In this second volume of Pirx stories, our hero is the same and not the same. Where in the first volume we met him as a bumbling pilot learning the ropes and discovering solutions by bucking conventions and not accepting what he was told, here he's a seasoned and established pilot, much calmer than before, with none of the awkwardness of his earlier self. It feels like a whole different character at times and the stories have changed slightly, to more cerebral mysteries that don't have easy answers, like if Isaac Asimov had started to get really cryptic. All of these tend to revolve around robots or technology. In two of them, Pirx and company go hunting for a robot, and while the stories themselves are slight, there's a haunting atmosphere to it, as Pirx discovers that just because you program something doesn't mean you understand it.
The other two are puzzles, with one showing Pirx under review for a run gone poorly . . . in that he's faced with the fact that one of his crew is a robot and may be trying to sabotage things. The other has him investigating a crash (and the slow motion destruction of the ship while the ground crew watches helplessly is both more dramatic and eerie than any Star Wars special effect) . . . these tales mostly revolve around talk as he debates ideas with different characters before either the solution presents itself or we discover what Pirx knew all along.

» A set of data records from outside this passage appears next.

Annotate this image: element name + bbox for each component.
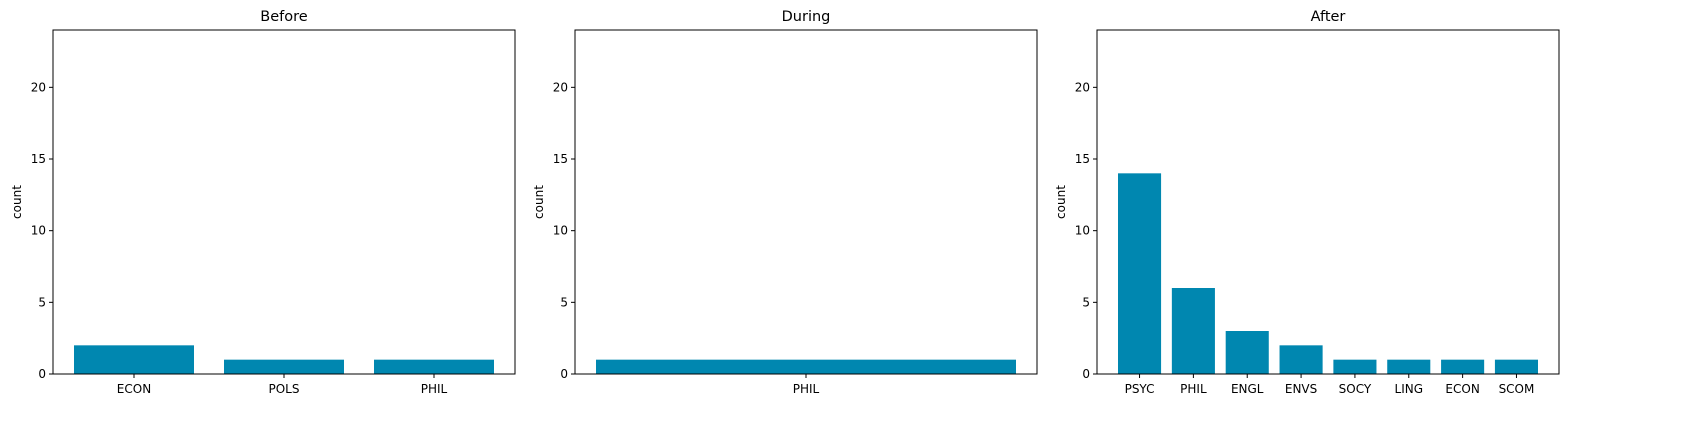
bar-phil	[374, 359, 494, 374]
x-tick-label: PHIL	[793, 382, 820, 396]
bar-phil	[1171, 288, 1215, 374]
y-tick-label: 5	[560, 295, 568, 309]
y-tick-label: 0	[1082, 367, 1090, 381]
bar-ling	[1387, 359, 1431, 374]
y-tick-label: 5	[38, 295, 46, 309]
panel-before: 0 5 10 15 20 ECON POLS PHIL Before count	[10, 9, 516, 396]
bar-engl	[1225, 331, 1269, 374]
y-tick-label: 0	[38, 367, 46, 381]
y-tick-label: 20	[553, 80, 568, 94]
axes-frame	[52, 29, 516, 375]
bar-phil	[596, 359, 1016, 374]
bar-pols	[224, 359, 344, 374]
y-tick-label: 10	[31, 224, 46, 238]
y-tick-label: 5	[1082, 295, 1090, 309]
y-tick-label: 15	[553, 152, 568, 166]
x-tick-label: ECON	[117, 382, 151, 396]
bar-econ	[1441, 359, 1485, 374]
y-axis-label: count	[10, 185, 24, 219]
bar-psyc	[1118, 173, 1162, 374]
x-tick-label: ENGL	[1231, 382, 1264, 396]
x-tick-label: ECON	[1445, 382, 1479, 396]
y-axis-label: count	[1054, 185, 1068, 219]
y-tick-label: 0	[560, 367, 568, 381]
bar-scom	[1494, 359, 1538, 374]
axes-frame	[1096, 29, 1560, 375]
chart-title: Before	[260, 9, 307, 25]
x-tick-label: SCOM	[1499, 382, 1535, 396]
bar-envs	[1279, 345, 1323, 374]
x-tick-label: LING	[1395, 382, 1424, 396]
panel-during: 0 5 10 15 20 PHIL During count	[532, 9, 1038, 396]
x-tick-label: PHIL	[421, 382, 448, 396]
chart-title: After	[1311, 9, 1346, 25]
bar-socy	[1333, 359, 1377, 374]
y-tick-label: 20	[1075, 80, 1090, 94]
x-tick-label: PHIL	[1180, 382, 1207, 396]
x-tick-label: SOCY	[1339, 382, 1372, 396]
y-tick-label: 15	[1075, 152, 1090, 166]
chart-title: During	[782, 9, 831, 25]
x-tick-label: ENVS	[1285, 382, 1317, 396]
axes-frame	[574, 29, 1038, 375]
x-tick-label: PSYC	[1125, 382, 1155, 396]
y-axis-label: count	[532, 185, 546, 219]
y-tick-label: 15	[31, 152, 46, 166]
y-tick-label: 10	[1075, 224, 1090, 238]
y-tick-label: 10	[553, 224, 568, 238]
bar-econ	[74, 345, 194, 374]
x-tick-label: POLS	[269, 382, 300, 396]
y-tick-label: 20	[31, 80, 46, 94]
panel-after: 0 5 10 15 20 PSYC PHIL ENGL ENVS SOCY LING ECON SCOM…	[1054, 9, 1560, 396]
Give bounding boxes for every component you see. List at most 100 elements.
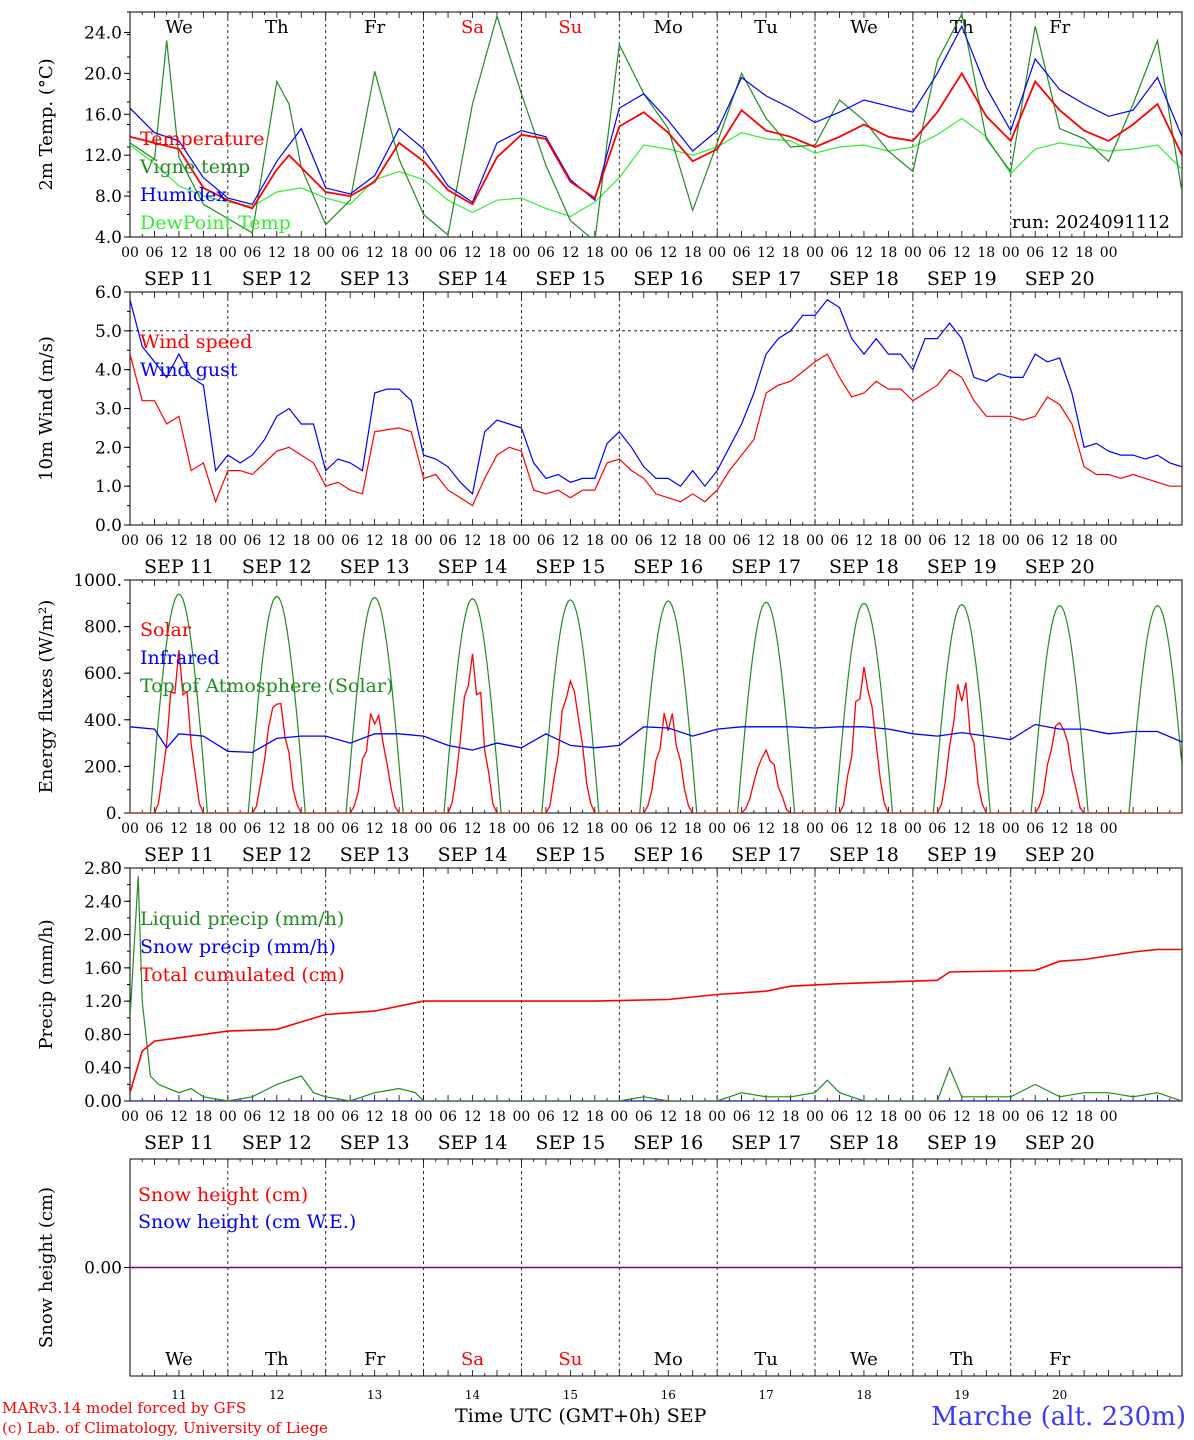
y-tick-label: 0.40 bbox=[84, 1059, 122, 1079]
hour-label: 00 bbox=[708, 1109, 726, 1125]
y-tick-label: 6.0 bbox=[95, 283, 122, 303]
y-tick-label: 0.0 bbox=[95, 516, 122, 536]
series-line-infrared bbox=[130, 723, 1182, 754]
hour-label: 06 bbox=[341, 1109, 359, 1125]
hour-label: 18 bbox=[488, 1109, 506, 1125]
y-tick-label: 4.0 bbox=[95, 228, 122, 248]
date-label: SEP 11 bbox=[144, 556, 214, 578]
legend-entry: Liquid precip (mm/h) bbox=[140, 908, 344, 930]
hour-label: 06 bbox=[635, 245, 653, 261]
legend-entry: Total cumulated (cm) bbox=[140, 964, 345, 986]
date-label: SEP 20 bbox=[1025, 844, 1095, 866]
hour-label: 06 bbox=[341, 245, 359, 261]
hour-label: 18 bbox=[586, 821, 604, 837]
hour-label: 06 bbox=[831, 245, 849, 261]
credit-line-1: MARv3.14 model forced by GFS bbox=[2, 1399, 247, 1417]
hour-label: 18 bbox=[194, 533, 212, 549]
day-number-label: 16 bbox=[661, 1388, 676, 1402]
hour-label: 06 bbox=[146, 821, 164, 837]
date-label: SEP 14 bbox=[438, 844, 508, 866]
hour-label: 06 bbox=[733, 1109, 751, 1125]
legend-entry: Snow precip (mm/h) bbox=[140, 936, 336, 958]
hour-label: 00 bbox=[1002, 1109, 1020, 1125]
hour-label: 00 bbox=[806, 821, 824, 837]
hour-label: 12 bbox=[170, 245, 188, 261]
day-number-label: 15 bbox=[563, 1388, 578, 1402]
hour-label: 18 bbox=[390, 533, 408, 549]
y-tick-label: 24.0 bbox=[84, 23, 122, 43]
hour-label: 12 bbox=[464, 245, 482, 261]
hour-label: 06 bbox=[537, 821, 555, 837]
station-label: Marche (alt. 230m) bbox=[931, 1402, 1186, 1432]
hour-label: 00 bbox=[121, 245, 139, 261]
hour-label: 12 bbox=[953, 533, 971, 549]
y-tick-label: 16.0 bbox=[84, 105, 122, 125]
hour-label: 12 bbox=[366, 821, 384, 837]
hour-label: 18 bbox=[292, 821, 310, 837]
legend-entry: Humidex bbox=[140, 184, 227, 206]
day-number-label: 11 bbox=[171, 1388, 186, 1402]
hour-label: 12 bbox=[757, 533, 775, 549]
hour-label: 06 bbox=[831, 1109, 849, 1125]
y-tick-label: 0.80 bbox=[84, 1025, 122, 1045]
hour-label: 12 bbox=[464, 821, 482, 837]
legend-entry: Wind speed bbox=[140, 331, 252, 353]
date-label: SEP 11 bbox=[144, 844, 214, 866]
hour-label: 18 bbox=[292, 1109, 310, 1125]
y-axis-label: Precip (mm/h) bbox=[36, 919, 57, 1049]
hour-label: 18 bbox=[1075, 821, 1093, 837]
date-label: SEP 12 bbox=[242, 556, 312, 578]
snow-panel: 0.00 Snow height (cm) We 11 Th 12 Fr 13 Sa 14 Su 15… bbox=[36, 1158, 1183, 1402]
hour-label: 06 bbox=[1026, 821, 1044, 837]
hour-label: 06 bbox=[439, 245, 457, 261]
y-tick-label: 0. bbox=[106, 804, 122, 824]
hour-label: 18 bbox=[390, 1109, 408, 1125]
weekday-label: Fr bbox=[364, 1349, 385, 1370]
hour-label: 18 bbox=[977, 533, 995, 549]
y-tick-label: 0.00 bbox=[84, 1259, 122, 1279]
hour-label: 12 bbox=[366, 245, 384, 261]
hour-label: 18 bbox=[390, 245, 408, 261]
date-label: SEP 19 bbox=[927, 268, 997, 290]
precip-series bbox=[130, 876, 1182, 1101]
hour-label: 06 bbox=[733, 821, 751, 837]
hour-label: 12 bbox=[268, 821, 286, 837]
y-tick-label: 2.0 bbox=[95, 438, 122, 458]
date-label: SEP 19 bbox=[927, 1132, 997, 1154]
hour-label: 18 bbox=[977, 245, 995, 261]
date-label: SEP 18 bbox=[829, 844, 899, 866]
hour-label: 00 bbox=[513, 533, 531, 549]
hour-label: 18 bbox=[880, 821, 898, 837]
date-label: SEP 18 bbox=[829, 1132, 899, 1154]
weekday-label: Tu bbox=[754, 1349, 778, 1370]
hour-label: 12 bbox=[855, 1109, 873, 1125]
hour-label: 18 bbox=[586, 533, 604, 549]
hour-label: 18 bbox=[586, 245, 604, 261]
hour-label: 00 bbox=[610, 533, 628, 549]
hour-label: 12 bbox=[659, 821, 677, 837]
hour-label: 06 bbox=[243, 1109, 261, 1125]
hour-label: 00 bbox=[1100, 533, 1118, 549]
hour-label: 06 bbox=[341, 533, 359, 549]
y-tick-label: 200. bbox=[84, 757, 122, 777]
hour-label: 18 bbox=[782, 533, 800, 549]
hour-label: 00 bbox=[513, 821, 531, 837]
hour-label: 12 bbox=[659, 245, 677, 261]
hour-label: 00 bbox=[708, 533, 726, 549]
hour-label: 00 bbox=[806, 533, 824, 549]
hour-label: 06 bbox=[733, 533, 751, 549]
hour-label: 18 bbox=[880, 245, 898, 261]
y-tick-label: 2.40 bbox=[84, 892, 122, 912]
weekday-label: Fr bbox=[364, 17, 385, 38]
date-label: SEP 15 bbox=[535, 268, 605, 290]
hour-label: 00 bbox=[317, 533, 335, 549]
hour-label: 00 bbox=[1100, 821, 1118, 837]
temperature-panel: 4.0 8.0 12.0 16.0 20.0 24.0 2m Temp. (°C) 00 06 1… bbox=[36, 11, 1183, 290]
hour-label: 12 bbox=[170, 533, 188, 549]
hour-label: 06 bbox=[243, 821, 261, 837]
hour-label: 06 bbox=[928, 1109, 946, 1125]
y-axis-label: 2m Temp. (°C) bbox=[36, 58, 57, 190]
hour-label: 18 bbox=[292, 245, 310, 261]
hour-label: 00 bbox=[513, 1109, 531, 1125]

This is not exciting, action packed SF, but it is thought provoking and worth it just for the feel alone, of a future feel of grit and errors and dust and failure and people who are just cashing a paycheck so they can get to the weekend. Perhaps a bit flatter than the first volume (nothing really comes close to the robot banging out the Morse code last words of a crew) but still worth a read if you're a Lem fan or want to discover how realistic science-fiction isn't necessarily an oxymoron.